Having been through most of this, I’m focused on learning about the cloud bit. Moving that much data around in a timely manner is difficult, and we certainly had a fair number of translation programs to get the data into a unified format that could be utilized for billing, analysis, and troubleshooting. But using private cloud might relieve much of the overhead of applications by allowing more translations to occur in real time, and utilizing IBM might give a leg up on standardizing the smart meter communications themselves (even “standardized” isn’t “interoperable”, just like every other IT field), so then the networking aspect becomes the bottleneck. Can you switch enough servers over to task X to accomplish the job, do you have acceleration in place to get the data transmitted down to the smallest number of bytes possible, is the security as secure as possible or “good enough”, and once you start talking security, is there an upgrade path for that security? Seriously, most of the functionality of a meter never needs to be updated. It’s reading usage. But the tools used when securing those connections is guaranteed to become outdated over time, so what’s the upgrade path, and is security in the network (ala our BIG-IP WAN Optimization Module (WOM) which wouldn’t work for this solution because it needs symmetric deployment, but is an example of offloading security to a place that can be easily updated, or is security hard bundled into the smart-meter, touching every piece of it.
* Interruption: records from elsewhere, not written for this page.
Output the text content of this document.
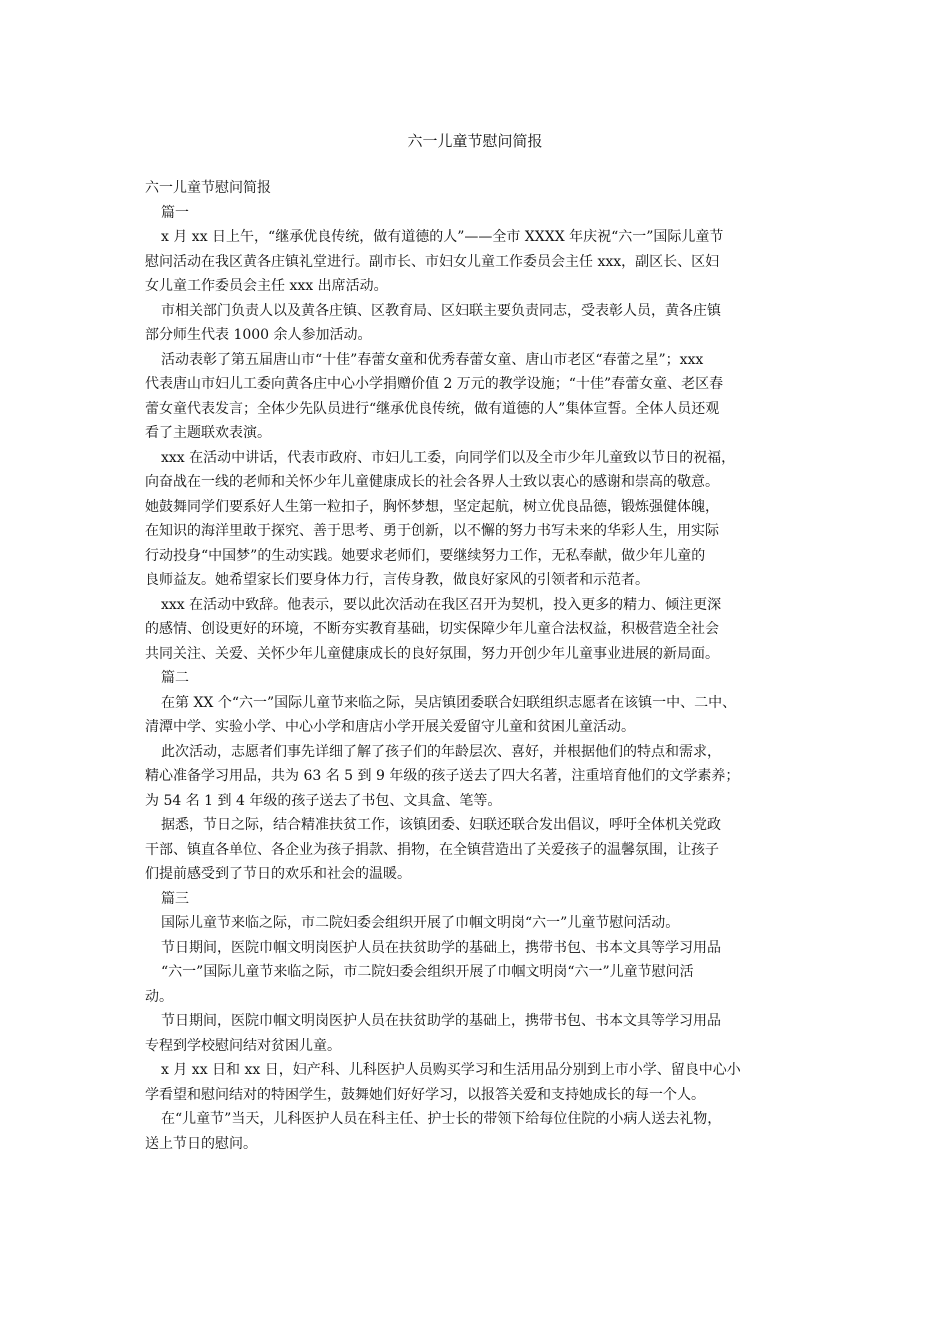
六一儿童节慰问简报
六一儿童节慰问简报
篇一
x 月 xx 日上午，“继承优良传统，做有道德的人”——全市 XXXX 年庆祝“六一”国际儿童节
慰问活动在我区黄各庄镇礼堂进行。副市长、市妇女儿童工作委员会主任 xxx，副区长、区妇
女儿童工作委员会主任 xxx 出席活动。
市相关部门负责人以及黄各庄镇、区教育局、区妇联主要负责同志，受表彰人员，黄各庄镇
部分师生代表 1000 余人参加活动。
活动表彰了第五届唐山市“十佳”春蕾女童和优秀春蕾女童、唐山市老区“春蕾之星”；xxx
代表唐山市妇儿工委向黄各庄中心小学捐赠价值 2 万元的教学设施；“十佳”春蕾女童、老区春
蕾女童代表发言；全体少先队员进行“继承优良传统，做有道德的人”集体宣誓。全体人员还观
看了主题联欢表演。
xxx 在活动中讲话，代表市政府、市妇儿工委，向同学们以及全市少年儿童致以节日的祝福，
向奋战在一线的老师和关怀少年儿童健康成长的社会各界人士致以衷心的感谢和崇高的敬意。
她鼓舞同学们要系好人生第一粒扣子，胸怀梦想，坚定起航，树立优良品德，锻炼强健体魄，
在知识的海洋里敢于探究、善于思考、勇于创新，以不懈的努力书写未来的华彩人生，用实际
行动投身“中国梦”的生动实践。她要求老师们，要继续努力工作，无私奉献，做少年儿童的
良师益友。她希望家长们要身体力行，言传身教，做良好家风的引领者和示范者。
xxx 在活动中致辞。他表示，要以此次活动在我区召开为契机，投入更多的精力、倾注更深
的感情、创设更好的环境，不断夯实教育基础，切实保障少年儿童合法权益，积极营造全社会
共同关注、关爱、关怀少年儿童健康成长的良好氛围，努力开创少年儿童事业进展的新局面。
篇二
在第 XX 个“六一”国际儿童节来临之际，吴店镇团委联合妇联组织志愿者在该镇一中、二中、
清潭中学、实验小学、中心小学和唐店小学开展关爱留守儿童和贫困儿童活动。
此次活动，志愿者们事先详细了解了孩子们的年龄层次、喜好，并根据他们的特点和需求，
精心准备学习用品，共为 63 名 5 到 9 年级的孩子送去了四大名著，注重培育他们的文学素养；
为 54 名 1 到 4 年级的孩子送去了书包、文具盒、笔等。
据悉，节日之际，结合精准扶贫工作，该镇团委、妇联还联合发出倡议，呼吁全体机关党政
干部、镇直各单位、各企业为孩子捐款、捐物，在全镇营造出了关爱孩子的温馨氛围，让孩子
们提前感受到了节日的欢乐和社会的温暖。
篇三
国际儿童节来临之际，市二院妇委会组织开展了巾帼文明岗“六一”儿童节慰问活动。
节日期间，医院巾帼文明岗医护人员在扶贫助学的基础上，携带书包、书本文具等学习用品
“六一”国际儿童节来临之际，市二院妇委会组织开展了巾帼文明岗“六一”儿童节慰问活
动。
节日期间，医院巾帼文明岗医护人员在扶贫助学的基础上，携带书包、书本文具等学习用品
专程到学校慰问结对贫困儿童。
x 月 xx 日和 xx 日，妇产科、儿科医护人员购买学习和生活用品分别到上市小学、留良中心小
学看望和慰问结对的特困学生，鼓舞她们好好学习，以报答关爱和支持她成长的每一个人。
在“儿童节”当天，儿科医护人员在科主任、护士长的带领下给每位住院的小病人送去礼物，
送上节日的慰问。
My guess is the latter, just so that the reads can be stored encrypted locally and the meter can be tamper-proofed. Both worthy reasons, but that means instead of upgrading one tiny bit when security becomes dated, you’ll have to upgrade an array of systems on the meter.

It would be cool too to see how the private cloud is locked down, because one big pool of any kind of data becomes a target of curious or malicious hackers just because it is a lot of information collected at one point. Point-to-point security within the cloud is probably going to be a requirement, even if the perimeter is well locked down, so that’s a huge overhead that would be interesting to see how they’re implementing and what the cost in terms of on-server encryption versus offload devices is.

Apparently you can take the geek out of IT, but you can’t take IT out of the geek. I’d love to see the design and analysis of this monster – from the cloud to the meter – and see how far we’ve come since I was running a project like this. I’ll bet there are a lot of similarities and a lot of differences.

You might want to follow along too – there are a lot of uses for private cloud, but if this goes forward, IBM and Cable & Wireless are going to have experience in highly redundant, highly efficient private cloud implementations. Any word on how or what they’re doing might be an indicator of what you can expect moving forward in the growing world of private cloud, which is driven by the desire for more IT efficiency, these people will be proving or disproving that reasoning over the next several years.

Like the AD&D Druid spell though, this is going to take time, longer than we’d like. Sometimes we in IT forget the massive investment of time and resources that this level of project requires, so be patient if you want to watch them, the clouds have to be summoned and the energy built up.